• bilinçaltına bağlı olarak devamlı korumak istediğimiz, kişiye göre çapı değişen, diğer insanları bu çapın dışında tutmak istediğimiz bölge.

    birşeyler içmek için girilen cafe'de tüm masalar boşken gidip en ortadaki masaya değil de kenarlardaki masalardan birine oturmak istememiz mahremiyet bölgemizi korumak içindir. birkaç insanla beraber ayakta seyahat ettiğimiz bir belediye otobüsünde birisi gelip hemen dibimizde durması bizi rahatsız eder. mahremiyet bölgemiz ihlal edilmiş, birisi bize gereğinden fazla yaklaşmıştır.

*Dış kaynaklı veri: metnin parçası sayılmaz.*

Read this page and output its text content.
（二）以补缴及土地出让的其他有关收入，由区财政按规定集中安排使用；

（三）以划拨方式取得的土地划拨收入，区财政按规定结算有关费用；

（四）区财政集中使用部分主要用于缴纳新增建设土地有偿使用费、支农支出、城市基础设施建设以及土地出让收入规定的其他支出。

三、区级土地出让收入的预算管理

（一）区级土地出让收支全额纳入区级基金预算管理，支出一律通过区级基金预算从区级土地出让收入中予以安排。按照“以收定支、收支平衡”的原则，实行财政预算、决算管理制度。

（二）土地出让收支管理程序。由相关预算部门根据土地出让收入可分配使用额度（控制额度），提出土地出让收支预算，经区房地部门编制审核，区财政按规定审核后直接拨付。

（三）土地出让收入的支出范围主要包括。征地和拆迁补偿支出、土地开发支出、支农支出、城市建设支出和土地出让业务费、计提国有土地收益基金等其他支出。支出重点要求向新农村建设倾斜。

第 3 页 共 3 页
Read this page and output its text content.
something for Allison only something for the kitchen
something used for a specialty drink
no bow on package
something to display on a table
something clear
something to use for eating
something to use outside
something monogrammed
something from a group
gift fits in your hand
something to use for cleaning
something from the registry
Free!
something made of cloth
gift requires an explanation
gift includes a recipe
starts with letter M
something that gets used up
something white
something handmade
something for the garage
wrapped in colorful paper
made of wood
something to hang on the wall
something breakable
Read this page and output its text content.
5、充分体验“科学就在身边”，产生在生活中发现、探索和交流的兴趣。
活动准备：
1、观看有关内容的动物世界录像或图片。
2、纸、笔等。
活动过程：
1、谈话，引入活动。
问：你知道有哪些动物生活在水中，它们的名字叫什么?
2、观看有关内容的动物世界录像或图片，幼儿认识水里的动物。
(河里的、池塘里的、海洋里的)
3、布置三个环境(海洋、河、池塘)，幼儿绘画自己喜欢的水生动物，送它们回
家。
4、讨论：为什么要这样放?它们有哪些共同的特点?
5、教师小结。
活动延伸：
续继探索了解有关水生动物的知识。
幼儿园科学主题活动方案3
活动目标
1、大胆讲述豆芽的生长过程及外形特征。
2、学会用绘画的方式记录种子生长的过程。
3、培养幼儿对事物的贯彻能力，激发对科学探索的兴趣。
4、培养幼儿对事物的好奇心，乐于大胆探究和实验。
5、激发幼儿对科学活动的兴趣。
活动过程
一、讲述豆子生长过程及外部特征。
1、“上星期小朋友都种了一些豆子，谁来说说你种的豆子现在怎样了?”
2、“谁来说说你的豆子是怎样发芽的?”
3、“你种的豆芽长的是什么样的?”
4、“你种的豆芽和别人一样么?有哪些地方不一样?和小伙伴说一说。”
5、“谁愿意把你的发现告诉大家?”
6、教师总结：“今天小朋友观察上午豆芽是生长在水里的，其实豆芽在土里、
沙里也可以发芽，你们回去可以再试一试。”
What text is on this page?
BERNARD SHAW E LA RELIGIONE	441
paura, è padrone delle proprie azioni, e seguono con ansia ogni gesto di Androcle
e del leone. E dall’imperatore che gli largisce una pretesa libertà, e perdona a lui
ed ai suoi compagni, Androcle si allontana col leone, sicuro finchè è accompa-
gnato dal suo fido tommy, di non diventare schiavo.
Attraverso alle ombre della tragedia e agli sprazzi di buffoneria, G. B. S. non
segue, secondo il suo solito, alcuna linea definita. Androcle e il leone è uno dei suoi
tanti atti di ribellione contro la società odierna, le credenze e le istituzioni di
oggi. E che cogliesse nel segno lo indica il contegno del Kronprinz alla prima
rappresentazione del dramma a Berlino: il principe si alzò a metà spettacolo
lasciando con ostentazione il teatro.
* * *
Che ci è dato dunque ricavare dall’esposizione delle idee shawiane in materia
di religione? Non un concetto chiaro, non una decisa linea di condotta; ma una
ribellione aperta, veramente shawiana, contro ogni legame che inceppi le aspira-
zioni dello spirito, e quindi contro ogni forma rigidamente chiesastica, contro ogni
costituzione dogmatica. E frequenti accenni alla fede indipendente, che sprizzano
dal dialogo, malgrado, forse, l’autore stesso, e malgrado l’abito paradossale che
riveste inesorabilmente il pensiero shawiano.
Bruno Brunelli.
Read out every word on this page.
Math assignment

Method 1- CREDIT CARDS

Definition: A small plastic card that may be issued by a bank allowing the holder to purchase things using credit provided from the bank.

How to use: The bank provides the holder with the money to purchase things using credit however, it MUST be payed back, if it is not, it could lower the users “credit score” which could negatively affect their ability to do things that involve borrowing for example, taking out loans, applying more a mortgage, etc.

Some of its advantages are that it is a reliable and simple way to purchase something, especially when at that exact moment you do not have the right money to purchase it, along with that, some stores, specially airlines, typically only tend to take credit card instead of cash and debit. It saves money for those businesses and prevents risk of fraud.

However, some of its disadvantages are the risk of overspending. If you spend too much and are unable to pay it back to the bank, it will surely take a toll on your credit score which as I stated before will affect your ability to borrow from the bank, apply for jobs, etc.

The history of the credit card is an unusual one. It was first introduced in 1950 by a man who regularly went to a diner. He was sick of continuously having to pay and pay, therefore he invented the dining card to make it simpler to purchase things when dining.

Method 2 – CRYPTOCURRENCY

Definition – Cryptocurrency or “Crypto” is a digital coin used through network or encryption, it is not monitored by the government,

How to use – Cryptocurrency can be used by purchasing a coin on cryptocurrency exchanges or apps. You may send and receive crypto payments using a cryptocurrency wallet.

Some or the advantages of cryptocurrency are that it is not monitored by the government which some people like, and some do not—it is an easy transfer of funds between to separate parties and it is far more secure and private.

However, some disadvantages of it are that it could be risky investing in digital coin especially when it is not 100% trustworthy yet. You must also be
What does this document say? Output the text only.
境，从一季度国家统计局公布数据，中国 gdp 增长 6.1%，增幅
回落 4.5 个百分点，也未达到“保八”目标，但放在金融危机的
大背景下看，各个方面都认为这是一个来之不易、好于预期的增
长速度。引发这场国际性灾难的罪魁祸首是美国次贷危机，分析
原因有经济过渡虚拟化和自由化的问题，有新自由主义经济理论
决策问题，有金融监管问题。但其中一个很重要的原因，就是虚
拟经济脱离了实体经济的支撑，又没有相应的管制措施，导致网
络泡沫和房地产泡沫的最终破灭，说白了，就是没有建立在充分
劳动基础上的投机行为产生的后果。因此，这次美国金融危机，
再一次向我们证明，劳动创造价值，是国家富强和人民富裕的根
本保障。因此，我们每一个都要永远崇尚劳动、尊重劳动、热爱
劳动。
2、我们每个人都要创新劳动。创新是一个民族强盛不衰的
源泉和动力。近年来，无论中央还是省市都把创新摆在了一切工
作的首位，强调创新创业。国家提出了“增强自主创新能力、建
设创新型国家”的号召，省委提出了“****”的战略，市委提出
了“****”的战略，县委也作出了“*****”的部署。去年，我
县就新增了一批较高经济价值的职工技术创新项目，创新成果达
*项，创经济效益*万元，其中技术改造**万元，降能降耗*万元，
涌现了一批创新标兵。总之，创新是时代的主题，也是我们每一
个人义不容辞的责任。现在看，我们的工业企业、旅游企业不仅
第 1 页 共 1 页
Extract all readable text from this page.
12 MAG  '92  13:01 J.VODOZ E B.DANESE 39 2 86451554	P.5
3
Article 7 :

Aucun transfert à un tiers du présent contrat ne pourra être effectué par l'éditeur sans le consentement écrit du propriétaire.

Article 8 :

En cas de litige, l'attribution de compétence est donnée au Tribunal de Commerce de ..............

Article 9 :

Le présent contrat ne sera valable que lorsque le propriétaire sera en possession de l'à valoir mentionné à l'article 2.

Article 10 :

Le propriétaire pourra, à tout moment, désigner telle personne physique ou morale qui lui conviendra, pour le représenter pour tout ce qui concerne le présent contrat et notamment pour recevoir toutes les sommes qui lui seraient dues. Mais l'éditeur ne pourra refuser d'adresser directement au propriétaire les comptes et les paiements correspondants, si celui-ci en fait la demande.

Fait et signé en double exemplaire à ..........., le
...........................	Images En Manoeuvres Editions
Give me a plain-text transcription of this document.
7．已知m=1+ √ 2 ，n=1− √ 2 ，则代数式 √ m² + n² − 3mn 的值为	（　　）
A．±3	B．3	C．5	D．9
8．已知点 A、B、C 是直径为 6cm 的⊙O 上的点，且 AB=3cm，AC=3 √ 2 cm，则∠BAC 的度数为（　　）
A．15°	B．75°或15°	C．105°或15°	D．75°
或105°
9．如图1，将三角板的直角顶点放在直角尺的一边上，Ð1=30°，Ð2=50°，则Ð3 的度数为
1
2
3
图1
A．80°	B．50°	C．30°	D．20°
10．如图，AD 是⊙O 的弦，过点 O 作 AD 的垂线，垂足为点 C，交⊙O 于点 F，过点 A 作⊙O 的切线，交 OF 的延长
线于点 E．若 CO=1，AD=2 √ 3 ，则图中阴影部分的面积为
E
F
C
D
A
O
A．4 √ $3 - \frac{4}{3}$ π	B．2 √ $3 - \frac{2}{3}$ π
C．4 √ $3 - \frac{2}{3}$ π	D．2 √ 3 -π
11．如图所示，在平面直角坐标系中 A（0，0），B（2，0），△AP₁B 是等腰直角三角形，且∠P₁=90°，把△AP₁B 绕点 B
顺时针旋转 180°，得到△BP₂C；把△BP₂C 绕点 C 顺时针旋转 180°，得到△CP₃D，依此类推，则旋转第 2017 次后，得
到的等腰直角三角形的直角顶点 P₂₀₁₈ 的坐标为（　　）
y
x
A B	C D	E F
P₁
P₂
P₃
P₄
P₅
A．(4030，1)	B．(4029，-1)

    özgüven sorunu fazla olan insanlarda mahremiyet bölgesi daha büyüktür ve ihlali durumundaki tepkileri daha net gözlemlenebilir.
  • beden diline göre her insanda bulunan ve insanı çevreleyen çember. ancak;

    yürürken, her gün muntazaman bir kaç adamın bi tarafını tuttuğuma göre istanbul'da insanların sahip olamadığı şey. *
  • sosyal bölge- 3 metre
    arkadaş bölgesi- 1.2 metre
    mahrem bölge- 0.5 metre olmalıdır.

    otobüste, metroda, okulda, işte, bankamatikte, düğünde, sıra beklerken vs.. konuşurken dibimize girmezseniz ölmezsiniz.
    toplumda (ne demek bilmiyorsan evinin dışında) kimseye (kadın, çocuk, erkek) yarım metre ( 50 cm. eder, bunu da bilmiyorum, anlamıyorum dersen yaklaşık bir kol mesafesi) yaklaşma, dokunma, elleme. senden beklenen bu kadar...
  • düşünce ve hissediş şekillerimizi değiştirmenin vakti geldi.
    artık her şeyin esas sahibini yüreğimizle anmalıyız, idrak etmeliyiz.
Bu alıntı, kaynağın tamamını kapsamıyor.